Kindness is a redemptive tool. God uses kindness.
The kindness God calls His people to demonstrate has a more significant benefit than earthly benefits.
It has a heavenly benefit. It redeems people. It turns them Godward. It opens up their minds to start having them ask you, why are you being kind to me?
So, here’s this hardened jailer. He’s seen all kinds of criminals get incarcerated. Some on trumped-up charges, others legitimate thieves and murderers. And he saw individuals like Paul and Silas with bogus charges thrown at them. He’s seen all those things.
He’s heard the clamor and the cries. He’s listened to some inmates sing secular songs. He’s heard people pray desperate prayers, but he knew there was a difference when Paul and Silas were praying their prayers and singing their songs to God.
They prayed as if they knew God heard them. They sang from a place of a relationship with God.
The jailer probably didn’t come to work that day thinking, “I want to find Jesus.” The text says he was asleep. That means that he’d heard them sing, heard them pray, and then somehow still fell asleep. God was not on his radar, but then a miracle occurred, and he asked Paul and Silas, “What must I do to be saved?”
God can use anybody at any time. God used Paul and Silas to help a hardened and apathetic jailer meet His Creator.
When that jailer gave his life to Christ, he became more human. He started to recognize that his faith brought new feelings, and all of a sudden, the things on the inside of him became uncomfortable. Before, he had no problem dragging Paul and Silas into the prison, bleeding, broken, and beat up. They had been stained with blood, blood dripping down their faces and all over their bodies, and these facts did not affect the jailer one bit. It didn’t bother him because somehow when you are steeped in sin, sin numbs your soul and senses.

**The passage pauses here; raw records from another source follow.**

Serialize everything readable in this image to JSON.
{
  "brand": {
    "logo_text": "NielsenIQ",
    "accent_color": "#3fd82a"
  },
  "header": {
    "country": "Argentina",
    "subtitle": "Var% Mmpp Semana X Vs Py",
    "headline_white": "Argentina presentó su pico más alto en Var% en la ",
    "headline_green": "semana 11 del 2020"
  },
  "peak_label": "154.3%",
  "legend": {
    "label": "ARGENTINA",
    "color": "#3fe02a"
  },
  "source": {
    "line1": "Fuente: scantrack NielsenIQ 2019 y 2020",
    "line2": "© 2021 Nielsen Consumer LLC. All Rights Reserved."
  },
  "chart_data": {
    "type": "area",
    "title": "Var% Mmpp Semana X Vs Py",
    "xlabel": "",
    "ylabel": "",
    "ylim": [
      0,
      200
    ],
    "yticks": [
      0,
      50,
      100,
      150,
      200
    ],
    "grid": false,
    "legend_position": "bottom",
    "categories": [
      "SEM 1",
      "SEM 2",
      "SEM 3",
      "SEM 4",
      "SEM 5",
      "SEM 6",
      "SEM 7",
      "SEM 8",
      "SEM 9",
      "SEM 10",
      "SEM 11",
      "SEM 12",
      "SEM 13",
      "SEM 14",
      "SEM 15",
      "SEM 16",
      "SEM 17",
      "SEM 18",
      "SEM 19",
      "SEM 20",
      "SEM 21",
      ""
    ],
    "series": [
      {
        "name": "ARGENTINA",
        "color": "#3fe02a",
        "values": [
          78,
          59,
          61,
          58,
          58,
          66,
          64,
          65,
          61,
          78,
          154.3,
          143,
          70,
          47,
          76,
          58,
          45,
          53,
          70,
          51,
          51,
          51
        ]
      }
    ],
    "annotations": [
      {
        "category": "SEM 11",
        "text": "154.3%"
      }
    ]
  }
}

Sin makes you no longer compassionate. Sin takes away your feelings of empathy about care for human beings.
But when this jailer got saved that night, he knew that salvation was real. He experienced what it means to accept Christ, and he experienced God. It wasn’t a religious fad or an ideology.
This jailer got set free from his numbness of soul and his lack of empathy. He got delivered and began to feel. And when he looked at Paul and Silas, he no longer saw people who deserved to be there. He looked at them and he was moved. He was driven to take action and began to wash their wounds.

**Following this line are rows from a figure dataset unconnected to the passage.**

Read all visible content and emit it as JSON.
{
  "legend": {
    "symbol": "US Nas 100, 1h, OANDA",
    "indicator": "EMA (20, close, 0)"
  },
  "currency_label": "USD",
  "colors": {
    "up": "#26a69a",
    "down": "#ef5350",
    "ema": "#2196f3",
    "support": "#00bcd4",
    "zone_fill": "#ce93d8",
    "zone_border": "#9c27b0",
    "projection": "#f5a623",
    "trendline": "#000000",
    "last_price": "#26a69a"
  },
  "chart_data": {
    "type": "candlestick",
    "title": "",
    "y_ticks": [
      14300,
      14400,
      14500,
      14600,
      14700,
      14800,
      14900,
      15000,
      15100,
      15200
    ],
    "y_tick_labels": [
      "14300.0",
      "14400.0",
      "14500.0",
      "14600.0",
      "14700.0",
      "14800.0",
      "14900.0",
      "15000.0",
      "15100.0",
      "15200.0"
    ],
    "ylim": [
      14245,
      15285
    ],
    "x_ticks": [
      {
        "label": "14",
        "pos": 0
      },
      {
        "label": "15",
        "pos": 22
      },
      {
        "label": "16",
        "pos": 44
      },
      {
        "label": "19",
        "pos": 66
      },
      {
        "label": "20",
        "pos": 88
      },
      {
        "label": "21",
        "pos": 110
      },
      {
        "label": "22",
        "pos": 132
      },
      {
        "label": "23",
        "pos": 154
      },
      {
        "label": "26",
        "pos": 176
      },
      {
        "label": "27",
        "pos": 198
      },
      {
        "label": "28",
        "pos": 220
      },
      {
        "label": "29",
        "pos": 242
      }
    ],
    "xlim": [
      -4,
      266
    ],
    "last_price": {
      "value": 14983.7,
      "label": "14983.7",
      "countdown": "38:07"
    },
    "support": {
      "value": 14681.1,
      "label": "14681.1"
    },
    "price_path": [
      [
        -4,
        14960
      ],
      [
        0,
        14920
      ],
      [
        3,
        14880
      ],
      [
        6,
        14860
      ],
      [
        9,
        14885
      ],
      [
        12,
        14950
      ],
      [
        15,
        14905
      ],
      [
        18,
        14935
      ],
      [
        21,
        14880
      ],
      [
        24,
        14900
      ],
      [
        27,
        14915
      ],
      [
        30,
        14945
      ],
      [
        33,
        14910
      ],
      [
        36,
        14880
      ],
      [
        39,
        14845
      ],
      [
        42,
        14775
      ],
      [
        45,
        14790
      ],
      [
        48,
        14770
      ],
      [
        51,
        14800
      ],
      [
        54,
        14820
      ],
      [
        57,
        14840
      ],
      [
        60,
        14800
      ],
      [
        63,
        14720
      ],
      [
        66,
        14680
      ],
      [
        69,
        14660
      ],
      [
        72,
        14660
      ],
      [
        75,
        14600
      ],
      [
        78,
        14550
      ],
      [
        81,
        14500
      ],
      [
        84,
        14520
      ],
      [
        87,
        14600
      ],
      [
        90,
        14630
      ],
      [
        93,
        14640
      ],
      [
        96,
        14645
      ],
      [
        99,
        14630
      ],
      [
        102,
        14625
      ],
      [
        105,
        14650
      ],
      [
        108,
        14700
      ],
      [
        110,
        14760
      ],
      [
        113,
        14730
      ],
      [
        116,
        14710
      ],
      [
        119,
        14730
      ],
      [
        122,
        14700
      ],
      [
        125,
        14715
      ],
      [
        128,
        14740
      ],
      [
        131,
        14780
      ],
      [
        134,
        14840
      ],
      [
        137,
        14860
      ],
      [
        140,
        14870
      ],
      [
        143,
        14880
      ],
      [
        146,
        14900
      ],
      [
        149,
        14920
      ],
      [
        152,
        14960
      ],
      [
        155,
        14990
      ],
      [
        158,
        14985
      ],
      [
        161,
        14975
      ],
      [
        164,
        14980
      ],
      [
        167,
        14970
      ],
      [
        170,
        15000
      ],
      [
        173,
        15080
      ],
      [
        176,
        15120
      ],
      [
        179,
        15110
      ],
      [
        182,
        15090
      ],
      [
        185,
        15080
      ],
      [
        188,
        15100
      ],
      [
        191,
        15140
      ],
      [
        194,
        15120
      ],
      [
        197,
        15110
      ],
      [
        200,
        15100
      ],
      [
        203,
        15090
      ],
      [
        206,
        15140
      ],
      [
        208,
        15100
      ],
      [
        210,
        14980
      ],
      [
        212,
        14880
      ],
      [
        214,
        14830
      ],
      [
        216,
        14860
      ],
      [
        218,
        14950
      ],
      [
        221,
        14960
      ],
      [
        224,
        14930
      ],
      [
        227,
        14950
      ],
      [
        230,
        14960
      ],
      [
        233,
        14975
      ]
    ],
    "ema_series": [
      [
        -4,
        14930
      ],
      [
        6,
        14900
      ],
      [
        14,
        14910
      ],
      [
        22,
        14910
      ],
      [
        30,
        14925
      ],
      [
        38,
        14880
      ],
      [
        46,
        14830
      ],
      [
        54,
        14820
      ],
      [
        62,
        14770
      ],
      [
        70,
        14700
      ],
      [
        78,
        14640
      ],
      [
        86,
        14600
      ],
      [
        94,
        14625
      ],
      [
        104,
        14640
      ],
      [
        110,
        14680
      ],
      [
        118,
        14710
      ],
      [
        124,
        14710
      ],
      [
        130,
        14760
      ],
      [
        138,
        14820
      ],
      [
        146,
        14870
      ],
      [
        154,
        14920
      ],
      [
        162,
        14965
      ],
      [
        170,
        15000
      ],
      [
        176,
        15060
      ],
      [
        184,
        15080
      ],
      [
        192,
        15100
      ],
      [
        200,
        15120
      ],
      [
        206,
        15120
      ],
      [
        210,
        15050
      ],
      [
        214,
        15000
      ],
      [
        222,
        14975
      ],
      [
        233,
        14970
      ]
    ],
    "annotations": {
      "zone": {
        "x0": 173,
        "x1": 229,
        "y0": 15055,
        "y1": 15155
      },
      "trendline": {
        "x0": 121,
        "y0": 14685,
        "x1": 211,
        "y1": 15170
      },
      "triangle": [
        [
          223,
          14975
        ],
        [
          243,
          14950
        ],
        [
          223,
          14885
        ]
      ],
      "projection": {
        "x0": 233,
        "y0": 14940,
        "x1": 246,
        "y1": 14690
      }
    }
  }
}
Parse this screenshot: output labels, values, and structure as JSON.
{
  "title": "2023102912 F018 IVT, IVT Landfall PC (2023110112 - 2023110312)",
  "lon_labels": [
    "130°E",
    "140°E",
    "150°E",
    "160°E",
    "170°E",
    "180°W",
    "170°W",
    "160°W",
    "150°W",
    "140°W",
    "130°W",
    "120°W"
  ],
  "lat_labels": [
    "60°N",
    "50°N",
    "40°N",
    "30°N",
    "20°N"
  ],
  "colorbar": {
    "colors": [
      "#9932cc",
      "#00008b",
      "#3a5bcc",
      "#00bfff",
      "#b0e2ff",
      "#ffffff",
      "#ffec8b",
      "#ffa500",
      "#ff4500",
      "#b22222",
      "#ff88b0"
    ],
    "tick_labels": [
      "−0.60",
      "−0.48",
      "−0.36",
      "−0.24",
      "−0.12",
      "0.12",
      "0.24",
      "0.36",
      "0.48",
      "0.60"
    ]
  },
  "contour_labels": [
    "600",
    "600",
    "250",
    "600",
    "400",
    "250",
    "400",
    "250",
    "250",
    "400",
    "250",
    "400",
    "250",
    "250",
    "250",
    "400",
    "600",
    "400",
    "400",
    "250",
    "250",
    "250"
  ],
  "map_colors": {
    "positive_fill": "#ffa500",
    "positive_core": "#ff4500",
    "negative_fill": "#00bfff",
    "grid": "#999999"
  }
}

Kindness exploded in his heart.
Kindness stems from the fact that you care.
Do you have empathy?
Do you see people?
Do you feel their pain?
Kindness is about compassion. It’s not about checking off a box that says you did a kind act.

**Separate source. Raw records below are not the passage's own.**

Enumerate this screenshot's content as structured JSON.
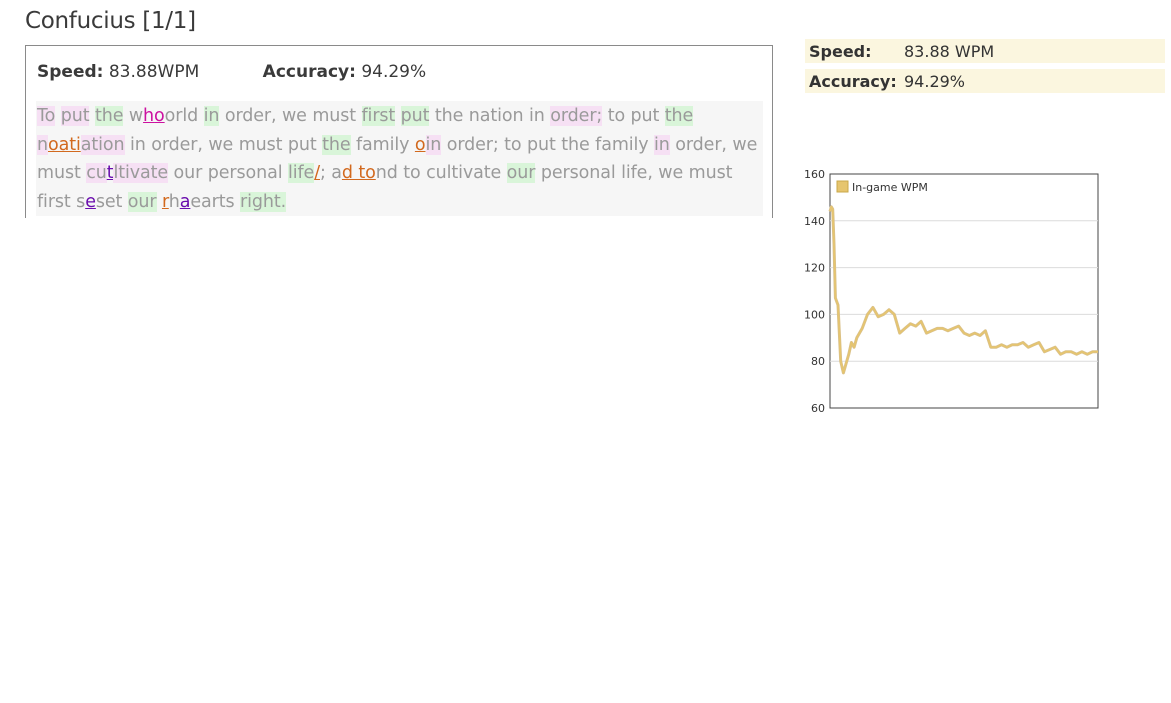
{
  "title": "Confucius [1/1]",
  "result": {
    "speed_label": "Speed:",
    "speed_value": "83.88WPM",
    "accuracy_label": "Accuracy:",
    "accuracy_value": "94.29%"
  },
  "passage": [
    {
      "t": "To",
      "c": "p"
    },
    {
      "t": " "
    },
    {
      "t": "put",
      "c": "p"
    },
    {
      "t": " "
    },
    {
      "t": "the",
      "c": "g"
    },
    {
      "t": " "
    },
    {
      "t": "w"
    },
    {
      "t": "h",
      "c": "err-m"
    },
    {
      "t": "o",
      "c": "err-m"
    },
    {
      "t": "orld"
    },
    {
      "t": " "
    },
    {
      "t": "in",
      "c": "g"
    },
    {
      "t": " "
    },
    {
      "t": "order,"
    },
    {
      "t": " "
    },
    {
      "t": "we"
    },
    {
      "t": " "
    },
    {
      "t": "must"
    },
    {
      "t": " "
    },
    {
      "t": "first",
      "c": "g"
    },
    {
      "t": " "
    },
    {
      "t": "put",
      "c": "g"
    },
    {
      "t": " "
    },
    {
      "t": "the"
    },
    {
      "t": " "
    },
    {
      "t": "nation"
    },
    {
      "t": " "
    },
    {
      "t": "in"
    },
    {
      "t": " "
    },
    {
      "t": "order;",
      "c": "p"
    },
    {
      "t": " "
    },
    {
      "t": "to"
    },
    {
      "t": " "
    },
    {
      "t": "put"
    },
    {
      "t": " "
    },
    {
      "t": "the",
      "c": "g"
    },
    {
      "t": " "
    },
    {
      "t": "n",
      "c": "p"
    },
    {
      "t": "oati",
      "c": "err-o"
    },
    {
      "t": "ation",
      "c": "p"
    },
    {
      "t": " "
    },
    {
      "t": "in"
    },
    {
      "t": " "
    },
    {
      "t": "order,"
    },
    {
      "t": " "
    },
    {
      "t": "we"
    },
    {
      "t": " "
    },
    {
      "t": "must"
    },
    {
      "t": " "
    },
    {
      "t": "put"
    },
    {
      "t": " "
    },
    {
      "t": "the",
      "c": "g"
    },
    {
      "t": " "
    },
    {
      "t": "family"
    },
    {
      "t": " "
    },
    {
      "t": "o",
      "c": "err-o"
    },
    {
      "t": "in",
      "c": "p"
    },
    {
      "t": " "
    },
    {
      "t": "order;"
    },
    {
      "t": " "
    },
    {
      "t": "to"
    },
    {
      "t": " "
    },
    {
      "t": "put"
    },
    {
      "t": " "
    },
    {
      "t": "the"
    },
    {
      "t": " "
    },
    {
      "t": "family"
    },
    {
      "t": " "
    },
    {
      "t": "in",
      "c": "p"
    },
    {
      "t": " "
    },
    {
      "t": "order,"
    },
    {
      "t": " "
    },
    {
      "t": "we"
    },
    {
      "t": " "
    },
    {
      "t": "must"
    },
    {
      "t": " "
    },
    {
      "t": "cu",
      "c": "p"
    },
    {
      "t": "t",
      "c": "err-v"
    },
    {
      "t": "ltivate",
      "c": "p"
    },
    {
      "t": " "
    },
    {
      "t": "our"
    },
    {
      "t": " "
    },
    {
      "t": "personal"
    },
    {
      "t": " "
    },
    {
      "t": "life",
      "c": "g"
    },
    {
      "t": "/",
      "c": "err-o"
    },
    {
      "t": ";"
    },
    {
      "t": " "
    },
    {
      "t": "a"
    },
    {
      "t": "d to",
      "c": "err-o"
    },
    {
      "t": "nd"
    },
    {
      "t": " "
    },
    {
      "t": "to"
    },
    {
      "t": " "
    },
    {
      "t": "cultivate"
    },
    {
      "t": " "
    },
    {
      "t": "our",
      "c": "g"
    },
    {
      "t": " "
    },
    {
      "t": "personal"
    },
    {
      "t": " "
    },
    {
      "t": "life,"
    },
    {
      "t": " "
    },
    {
      "t": "we"
    },
    {
      "t": " "
    },
    {
      "t": "must"
    },
    {
      "t": " "
    },
    {
      "t": "first"
    },
    {
      "t": " "
    },
    {
      "t": "s"
    },
    {
      "t": "e",
      "c": "err-v"
    },
    {
      "t": "set"
    },
    {
      "t": " "
    },
    {
      "t": "our",
      "c": "g"
    },
    {
      "t": " "
    },
    {
      "t": "r",
      "c": "err-o"
    },
    {
      "t": "h"
    },
    {
      "t": "a",
      "c": "err-v"
    },
    {
      "t": "earts"
    },
    {
      "t": " "
    },
    {
      "t": "right.",
      "c": "g"
    }
  ],
  "side": {
    "speed_label": "Speed:",
    "speed_value": "83.88 WPM",
    "accuracy_label": "Accuracy:",
    "accuracy_value": "94.29%"
  },
  "chart_data": {
    "type": "line",
    "legend": [
      "In-game WPM"
    ],
    "legend_position": "top-left",
    "ylim": [
      60,
      160
    ],
    "yticks": [
      160,
      140,
      120,
      100,
      80,
      60
    ],
    "series": [
      {
        "name": "In-game WPM",
        "color": "#e6c56e",
        "x": [
          0,
          0.5,
          1,
          1.5,
          2,
          3,
          4,
          5,
          6,
          7,
          8,
          9,
          10,
          12,
          14,
          16,
          18,
          20,
          22,
          24,
          26,
          28,
          30,
          32,
          34,
          36,
          38,
          40,
          42,
          44,
          46,
          48,
          50,
          52,
          54,
          56,
          58,
          60,
          62,
          64,
          66,
          68,
          70,
          72,
          74,
          76,
          78,
          80,
          82,
          84,
          86,
          88,
          90,
          92,
          94,
          96,
          98,
          100
        ],
        "values": [
          144,
          146,
          145,
          130,
          107,
          104,
          80,
          75,
          79,
          83,
          88,
          86,
          90,
          94,
          100,
          103,
          99,
          100,
          102,
          100,
          92,
          94,
          96,
          95,
          97,
          92,
          93,
          94,
          94,
          93,
          94,
          95,
          92,
          91,
          92,
          91,
          93,
          86,
          86,
          87,
          86,
          87,
          87,
          88,
          86,
          87,
          88,
          84,
          85,
          86,
          83,
          84,
          84,
          83,
          84,
          83,
          84,
          84
        ]
      }
    ]
  }
}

Kindness starts with the fact that your feelings change towards people even if they don’t share your faith or reciprocate your kindness. It’s about caring.
Kindness also challenges us to believe and feel differently.
Jesus challenges us in Luke 6:35, “But love those who hate you. Do good to them. Let them use your things and do not expect something back. Your reward will be much. You will be the children of the Most high. He is kind to those who are not thankful and to those who are full of sin. You must have loving-kindness just as your father has loving-kindness.”
Jesus is saying your loving-kindness shouldn’t be segmented or limited to your family, friends, kids or cute little grandkids.
Your loving-kindness should extend even to those who don’t treat you right, can’t reciprocate or may even owe you money. Your loving-kindness should be a lifestyle. Jesus is saying it should be drastic, transforming, and to the point of shocking others.
I love what the award-winning and best-selling American author Og Mandino said, “Beginning today, treat everyone you meet as if they were going to be dead by midnight, extend to them all the care, kindness, and understanding you can muster, and do it with no thought of any reward.”
Do this, and your life will never be the same again.